12 December 2024

Changes to Australian privacy laws now in force

Sophie Dawson, Emily Lau

This is just a quick update – for those who might have missed it – to let you know that some of the recent changes to Australian privacy laws have now commenced. 

The Privacy and Other Legislation Amendment Bill 2024 (Cth) passed both Houses of Parliament on 29 November 2024 and received Royal Assent on 10 December 2024.

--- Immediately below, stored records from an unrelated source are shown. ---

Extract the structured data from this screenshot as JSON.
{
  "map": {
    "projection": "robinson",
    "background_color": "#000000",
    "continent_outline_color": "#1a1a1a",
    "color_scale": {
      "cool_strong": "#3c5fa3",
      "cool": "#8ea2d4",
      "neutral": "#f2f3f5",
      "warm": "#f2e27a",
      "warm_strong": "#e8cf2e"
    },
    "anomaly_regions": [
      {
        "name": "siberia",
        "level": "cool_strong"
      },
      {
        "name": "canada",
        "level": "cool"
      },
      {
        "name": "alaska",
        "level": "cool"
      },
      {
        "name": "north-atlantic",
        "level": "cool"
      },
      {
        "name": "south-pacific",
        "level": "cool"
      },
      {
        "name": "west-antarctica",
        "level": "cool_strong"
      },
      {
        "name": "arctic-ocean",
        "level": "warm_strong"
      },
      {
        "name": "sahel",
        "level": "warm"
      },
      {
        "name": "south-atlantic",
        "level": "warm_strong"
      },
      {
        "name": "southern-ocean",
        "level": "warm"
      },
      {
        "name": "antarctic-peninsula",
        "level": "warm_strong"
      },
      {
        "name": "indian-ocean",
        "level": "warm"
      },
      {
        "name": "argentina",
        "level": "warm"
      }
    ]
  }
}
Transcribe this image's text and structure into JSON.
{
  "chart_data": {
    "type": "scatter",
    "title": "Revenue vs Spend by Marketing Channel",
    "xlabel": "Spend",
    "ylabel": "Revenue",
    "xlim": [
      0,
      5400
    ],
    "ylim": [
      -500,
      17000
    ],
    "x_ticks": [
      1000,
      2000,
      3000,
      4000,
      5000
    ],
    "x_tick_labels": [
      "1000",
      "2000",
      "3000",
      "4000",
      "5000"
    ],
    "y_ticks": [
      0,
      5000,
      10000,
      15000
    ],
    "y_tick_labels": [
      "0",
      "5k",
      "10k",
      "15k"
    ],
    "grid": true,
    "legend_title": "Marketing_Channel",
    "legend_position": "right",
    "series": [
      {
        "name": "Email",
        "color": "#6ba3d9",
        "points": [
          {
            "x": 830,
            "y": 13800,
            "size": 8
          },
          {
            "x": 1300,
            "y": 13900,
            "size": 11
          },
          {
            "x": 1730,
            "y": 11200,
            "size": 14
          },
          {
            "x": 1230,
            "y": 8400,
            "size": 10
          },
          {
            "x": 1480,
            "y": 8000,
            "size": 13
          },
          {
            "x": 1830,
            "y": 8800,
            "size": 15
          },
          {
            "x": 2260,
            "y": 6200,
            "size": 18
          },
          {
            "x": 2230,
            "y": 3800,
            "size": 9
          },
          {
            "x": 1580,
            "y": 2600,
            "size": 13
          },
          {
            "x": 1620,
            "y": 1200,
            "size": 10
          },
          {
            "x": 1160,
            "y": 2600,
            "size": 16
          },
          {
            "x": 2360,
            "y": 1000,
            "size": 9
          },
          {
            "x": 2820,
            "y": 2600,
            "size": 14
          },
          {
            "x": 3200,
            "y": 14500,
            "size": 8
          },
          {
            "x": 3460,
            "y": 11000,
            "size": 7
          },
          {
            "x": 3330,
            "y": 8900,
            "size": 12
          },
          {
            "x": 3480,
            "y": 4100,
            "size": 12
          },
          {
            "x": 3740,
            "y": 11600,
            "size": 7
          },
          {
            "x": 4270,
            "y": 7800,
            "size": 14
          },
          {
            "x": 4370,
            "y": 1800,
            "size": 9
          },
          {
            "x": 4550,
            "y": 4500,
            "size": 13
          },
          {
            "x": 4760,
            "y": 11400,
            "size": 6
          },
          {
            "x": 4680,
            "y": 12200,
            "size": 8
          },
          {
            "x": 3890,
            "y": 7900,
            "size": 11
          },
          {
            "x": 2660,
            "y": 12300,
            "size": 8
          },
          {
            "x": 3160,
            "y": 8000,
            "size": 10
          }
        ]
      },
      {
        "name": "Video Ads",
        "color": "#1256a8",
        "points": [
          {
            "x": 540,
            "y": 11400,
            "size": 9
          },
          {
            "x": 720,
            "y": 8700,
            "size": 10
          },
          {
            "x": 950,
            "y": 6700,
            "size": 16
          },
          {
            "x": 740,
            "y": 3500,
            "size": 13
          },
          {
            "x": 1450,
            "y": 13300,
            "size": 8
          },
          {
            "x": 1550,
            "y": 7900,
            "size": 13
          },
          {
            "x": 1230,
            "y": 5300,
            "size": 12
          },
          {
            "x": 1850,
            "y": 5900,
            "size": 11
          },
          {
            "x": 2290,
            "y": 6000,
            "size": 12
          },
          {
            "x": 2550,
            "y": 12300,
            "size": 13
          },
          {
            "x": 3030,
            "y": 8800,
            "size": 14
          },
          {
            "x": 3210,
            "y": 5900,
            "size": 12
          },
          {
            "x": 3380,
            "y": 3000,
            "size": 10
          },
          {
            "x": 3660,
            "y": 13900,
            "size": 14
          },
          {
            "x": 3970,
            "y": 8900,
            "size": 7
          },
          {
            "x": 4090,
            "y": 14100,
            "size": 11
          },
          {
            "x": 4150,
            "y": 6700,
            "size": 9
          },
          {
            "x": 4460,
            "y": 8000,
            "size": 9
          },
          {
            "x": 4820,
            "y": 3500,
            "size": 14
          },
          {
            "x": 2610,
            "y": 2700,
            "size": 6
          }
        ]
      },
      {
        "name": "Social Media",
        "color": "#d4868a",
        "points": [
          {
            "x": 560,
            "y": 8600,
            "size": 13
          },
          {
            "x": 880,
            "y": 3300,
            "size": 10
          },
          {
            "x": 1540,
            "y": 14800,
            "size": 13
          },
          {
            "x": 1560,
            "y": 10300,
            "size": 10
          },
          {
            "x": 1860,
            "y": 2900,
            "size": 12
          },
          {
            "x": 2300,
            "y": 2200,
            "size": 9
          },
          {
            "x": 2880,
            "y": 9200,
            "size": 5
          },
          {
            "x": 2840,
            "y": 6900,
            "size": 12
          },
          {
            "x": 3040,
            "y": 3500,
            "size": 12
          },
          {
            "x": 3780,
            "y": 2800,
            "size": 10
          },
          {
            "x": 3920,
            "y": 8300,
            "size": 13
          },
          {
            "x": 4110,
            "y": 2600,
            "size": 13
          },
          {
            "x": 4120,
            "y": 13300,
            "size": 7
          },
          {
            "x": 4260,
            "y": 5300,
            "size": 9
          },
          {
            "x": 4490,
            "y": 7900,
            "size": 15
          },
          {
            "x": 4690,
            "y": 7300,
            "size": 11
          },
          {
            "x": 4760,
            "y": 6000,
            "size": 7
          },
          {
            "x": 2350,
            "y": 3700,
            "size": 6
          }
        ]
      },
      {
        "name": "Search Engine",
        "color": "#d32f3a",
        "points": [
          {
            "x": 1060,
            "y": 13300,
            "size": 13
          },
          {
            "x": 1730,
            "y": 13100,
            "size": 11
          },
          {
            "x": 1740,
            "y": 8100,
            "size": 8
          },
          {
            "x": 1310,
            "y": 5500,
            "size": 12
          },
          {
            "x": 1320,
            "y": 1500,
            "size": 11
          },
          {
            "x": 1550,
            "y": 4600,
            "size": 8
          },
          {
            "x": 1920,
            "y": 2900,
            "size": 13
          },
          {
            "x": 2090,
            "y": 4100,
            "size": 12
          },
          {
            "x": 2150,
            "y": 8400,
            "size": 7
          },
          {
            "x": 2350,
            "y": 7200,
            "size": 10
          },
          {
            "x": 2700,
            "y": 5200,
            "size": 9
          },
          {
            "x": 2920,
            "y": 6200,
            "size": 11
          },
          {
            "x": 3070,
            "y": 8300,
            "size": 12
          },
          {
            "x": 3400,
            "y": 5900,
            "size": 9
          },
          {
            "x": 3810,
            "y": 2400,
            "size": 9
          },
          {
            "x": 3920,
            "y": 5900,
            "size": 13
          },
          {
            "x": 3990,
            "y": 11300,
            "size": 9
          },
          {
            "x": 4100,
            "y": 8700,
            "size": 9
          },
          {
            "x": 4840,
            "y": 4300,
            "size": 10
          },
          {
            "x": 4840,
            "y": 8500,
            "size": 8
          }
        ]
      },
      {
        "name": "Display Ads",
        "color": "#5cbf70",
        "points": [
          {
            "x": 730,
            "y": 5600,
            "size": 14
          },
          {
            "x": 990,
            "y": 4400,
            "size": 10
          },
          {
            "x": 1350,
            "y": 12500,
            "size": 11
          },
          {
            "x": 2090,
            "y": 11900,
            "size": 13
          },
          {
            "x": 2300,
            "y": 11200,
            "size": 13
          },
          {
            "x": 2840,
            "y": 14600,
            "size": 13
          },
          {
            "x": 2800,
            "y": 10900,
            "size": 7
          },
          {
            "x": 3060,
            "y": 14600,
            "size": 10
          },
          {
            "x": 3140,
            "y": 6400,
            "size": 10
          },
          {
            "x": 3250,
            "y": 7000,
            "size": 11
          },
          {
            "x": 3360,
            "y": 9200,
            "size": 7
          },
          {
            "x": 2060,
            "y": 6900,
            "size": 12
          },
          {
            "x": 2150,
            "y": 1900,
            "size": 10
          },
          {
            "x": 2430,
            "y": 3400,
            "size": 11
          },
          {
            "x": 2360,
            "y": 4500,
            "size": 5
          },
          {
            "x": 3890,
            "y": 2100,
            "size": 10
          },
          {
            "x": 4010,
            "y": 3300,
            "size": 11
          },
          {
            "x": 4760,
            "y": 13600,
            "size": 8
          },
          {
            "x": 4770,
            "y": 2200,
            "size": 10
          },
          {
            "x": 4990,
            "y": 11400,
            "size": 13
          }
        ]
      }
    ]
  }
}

The key changes, which came into effect on 11 December 2024, are:

  1. New powers for the OAIC to issue infringement notices and compliance notices:
    1. The OAIC has a new power to issue infringement notices for breaches of specified APPs (such as failure to have a privacy policy which meets the requirements of APP 1.4) or a non-compliant notifiable data breach statement without having to engage in protracted litigation, allowing it to resolve matters more efficiently. Infringement notices for each contravention of any of these provisions can be for up to $19,800 for a body corporate (other than a publicly listed corporation) and $66,000 for a publicly listed company.
    2. The OAIC may also give an entity a compliance notice if the OAIC reasonably believes that the entity has contravened any of the provisions for which infringement notices can be issued. The pecuniary penalty for a failure to comply with a compliance notice is $330,000 for a body corporate.
  2. Civil penalties:
    1. Existing maximum civil penalty for serious interference with privacy (the greater of $50 million; three times the value of the benefit obtained from the conduct; or, if the benefit cannot be determined, 30 per cent of adjusted turnover) is unchanged but the Privacy Act refers to a serious interference with privacy (instead of a serious or repeated interference with privacy) and clarifies what conduct constitutes “serious interferences with privacy”.
    2. New civil penalty for interferences with privacy that are not a serious interference, being a maximum of $3.3 million for a body corporate.
    3. New civil penalty for a contravention of any of the specified APPs or a non-compliant notifiable data breach statement, being a maximum of $330,000 for a body corporate.
  3. New powers to ‘whitelist’ overseas jurisdictions for the purposes of overseas disclosure of personal information: The Governor-General is now able to prescribe countries and binding schemes as providing substantially similar protection to the APPs and having mechanisms that the individual can access to enforce those protections. However, at this stage no ‘whitelist’ exists.
  4. Information security obligations clarified: A new APP 11.3 clarifies that entities’ pre-existing obligations to take reasonable steps to protect personal information from misuse, interference and loss, and unauthorised access, modification or disclosure under APP 11.1 and destroy or de-identify personal information it no longer needs for any purpose for which the information may be used or disclosed and is not legally required to retain under APP 11.2, include technical and organisational measures.
  5. A new regime under which, in the wake of a notifiable data breach, a Minister can permit by way of declaration certain collections, uses and disclosures of personal information (that would otherwise breach privacy laws, duties of confidence or some statutory secrecy provisions) where the Minister is satisfied that the declaration is necessary to prevent or reduce the risk of harm to individuals affected by the data breach. 

Other key changes that will come into effect later are the requirements to include specific information in the entity’s privacy policy about automated decision making (scheduled to commence on 10 December 2026) and the new cause of action in tort for serious invasions of privacy (commencement date to be confirmed by a proclamation but no later than 10 June 2025).